Tuesday, July 4, 2023

Tom Sito's Animation ALmanac for July 4, 2023


Birthdays: Jean Pierre Blanchard the balloonist-1753, George M. Cohan, Stephen Foster, Nathaniel Hawthorne, Calvin Coolidge, Rube Goldberg, Louis Armstrong, Edward Walker the inventor of the Lava Lamp, Mayer Lansky, Tokyo Rose, Louis B. Mayer, George Murphy, Emerson Boozer, Neil Simon, Mitch Miller, Gina Lollobrigida, George Steinbrenner, Ann Landers, Ron Kovic, Geraldo Rivera, Victoria Abril is 64, Pam Shriver, Rene Laloux, Gloria Stuart, Malia Obama, Eva Marie Saint is 99


1848- The Communist Manifesto published by Karl Marx and Fredrich Engels.


1855- Henry Davis Thoreau moved to Walden Pond. He was the first U.S. writer to describe nature as a thing of beauty instead of a mortal enemy to be conquered. This date is considered the birth of the American Conservation Movement.


1855- Walt Whitman published his quarto of poems The Leaves of Grass. Many people were shocked at its frank description of sexual desire. Whitman’s mother said: ”Walt is a good boy, but strange.”


1862- Oxford mathematics professor Charles Dodgson rowed ten-year-old Alice Liddell and her sister up the Thames in a small punt. The little girls called him Dodo. They begged him for a story, so Dodgson made up fantastic tales of March Hares, Mad Hatters and the Queen of Hearts.

Dodgson later wrote them down and published them in 1865 as Alice in Wonderland. He used the pen name Lewis Carroll, which was a joke on the fact that Renaissance scholars adopted big stuffy Latin names like Ludovicus Carolus Magnus.


1883- Buffalo Bill staged his first Wild West Show in North Platte Nebraska. Bill and his partners took the show all over the US and played for the crowned heads of Europe until 1916.


1911- The first rollercoaster on the Pacific Coast opened on Santa Monica Pier.


1914- First day of filming on D.W. Griffith’s “The Birth of a Nation.”


1926- Hungarian film director Mano Mikhali Kertesz arrived in Hollywood. He changed his name to the more manageable Michael Curtiz and directed classic films like Captain Blood and Casablanca. 
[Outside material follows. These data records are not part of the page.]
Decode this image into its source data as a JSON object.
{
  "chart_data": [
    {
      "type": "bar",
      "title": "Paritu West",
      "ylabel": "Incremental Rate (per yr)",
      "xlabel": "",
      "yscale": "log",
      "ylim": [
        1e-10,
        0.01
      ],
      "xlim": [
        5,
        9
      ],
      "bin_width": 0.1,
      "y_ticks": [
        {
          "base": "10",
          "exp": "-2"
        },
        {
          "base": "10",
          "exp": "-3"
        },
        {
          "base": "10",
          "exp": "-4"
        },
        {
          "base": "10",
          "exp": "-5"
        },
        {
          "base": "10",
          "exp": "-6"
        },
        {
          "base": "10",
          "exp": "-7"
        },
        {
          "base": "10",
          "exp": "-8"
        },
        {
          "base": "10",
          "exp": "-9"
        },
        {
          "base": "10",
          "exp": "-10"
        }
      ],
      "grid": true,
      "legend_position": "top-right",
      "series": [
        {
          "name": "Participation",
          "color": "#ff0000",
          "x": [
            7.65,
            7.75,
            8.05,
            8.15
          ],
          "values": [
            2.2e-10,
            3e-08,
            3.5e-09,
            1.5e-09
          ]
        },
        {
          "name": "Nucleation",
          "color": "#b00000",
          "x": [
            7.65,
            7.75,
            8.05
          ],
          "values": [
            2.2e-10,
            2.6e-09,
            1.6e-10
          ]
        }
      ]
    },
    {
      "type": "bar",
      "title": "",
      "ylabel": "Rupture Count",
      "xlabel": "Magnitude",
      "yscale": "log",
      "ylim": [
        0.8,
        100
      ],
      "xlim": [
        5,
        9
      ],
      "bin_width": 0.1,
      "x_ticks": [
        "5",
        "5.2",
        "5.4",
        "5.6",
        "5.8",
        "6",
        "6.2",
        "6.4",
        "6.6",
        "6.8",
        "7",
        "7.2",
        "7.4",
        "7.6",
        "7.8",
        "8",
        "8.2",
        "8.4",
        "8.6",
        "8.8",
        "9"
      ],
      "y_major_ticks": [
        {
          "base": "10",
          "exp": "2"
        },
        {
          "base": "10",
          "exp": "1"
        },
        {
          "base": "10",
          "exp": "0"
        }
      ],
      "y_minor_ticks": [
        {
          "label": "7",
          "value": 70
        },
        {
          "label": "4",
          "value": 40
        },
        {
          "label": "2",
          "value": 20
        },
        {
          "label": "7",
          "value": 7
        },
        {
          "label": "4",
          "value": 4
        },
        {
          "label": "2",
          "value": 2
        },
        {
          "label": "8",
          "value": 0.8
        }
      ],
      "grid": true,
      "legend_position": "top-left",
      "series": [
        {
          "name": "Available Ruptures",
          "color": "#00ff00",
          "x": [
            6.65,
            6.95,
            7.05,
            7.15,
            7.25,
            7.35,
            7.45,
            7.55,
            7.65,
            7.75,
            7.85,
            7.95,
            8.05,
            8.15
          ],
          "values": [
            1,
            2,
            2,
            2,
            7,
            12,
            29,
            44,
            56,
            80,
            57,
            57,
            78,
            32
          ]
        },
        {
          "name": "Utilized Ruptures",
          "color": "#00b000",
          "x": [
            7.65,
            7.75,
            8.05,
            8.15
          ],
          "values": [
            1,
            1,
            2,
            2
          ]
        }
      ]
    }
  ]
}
1927-Walt Disney’s Trolley Troubles with Oswald the Lucky Rabbit premiered.


1933- In San Francisco Bay, the work began on the Oakland Bay Bridge.


1956- MIT’s TX-1 Whirlwind computer added an adapted typewriter keyboard to enter data. The first computer keyboard.


1966- President Johnson signed the Freedom of Information Act.


1969-“Give Peace a Chance.” released by John Lennon and the Plastic Ono Band.


1976- What’s Love Got to Do With It?  Singer Tina Turner left Ike Turner.


1976- The Ramones first arrived in England for a tour. They greatly inspired future bands like the Clash and the Sex Pistols. When playing at the Palladium the Sex Pistols said they couldn’t get tickets to get in so the Ramones pulled them in through the men’s room window. Hey, Ho, Lets Go!


1981- UPA producer Steve Bosustow passed away.


1982- Jimmy Connors defeated John McEnroe for his final Wimbledon Championship.


1982- Ozzie Ozbourne married Sharon Ozbourne. 


1990- 2 Live Crew released the song Banned in the USA.


1997- NASA landed Pathfinder on Mars and deployed Sojourner, the first ever autonomous robotic rover.  Expected to function for only two months, the rover collected data on the Red Planet for the next ten years.


2012- The Higgs-Boson is a subatomic particle. It existed only in theory until in 

this day, the CERN Large Hadron Collider announced they had observed one. 



2022- Kazuki Takahashi, the millionaire creator of the manga craze Yu-Gi-Oh, drowned off the coast of Okinawa while trying to rescue a young American girl swimmer caught in a rip current. He heroically saved the girl, when a freak wave took him. He was 60.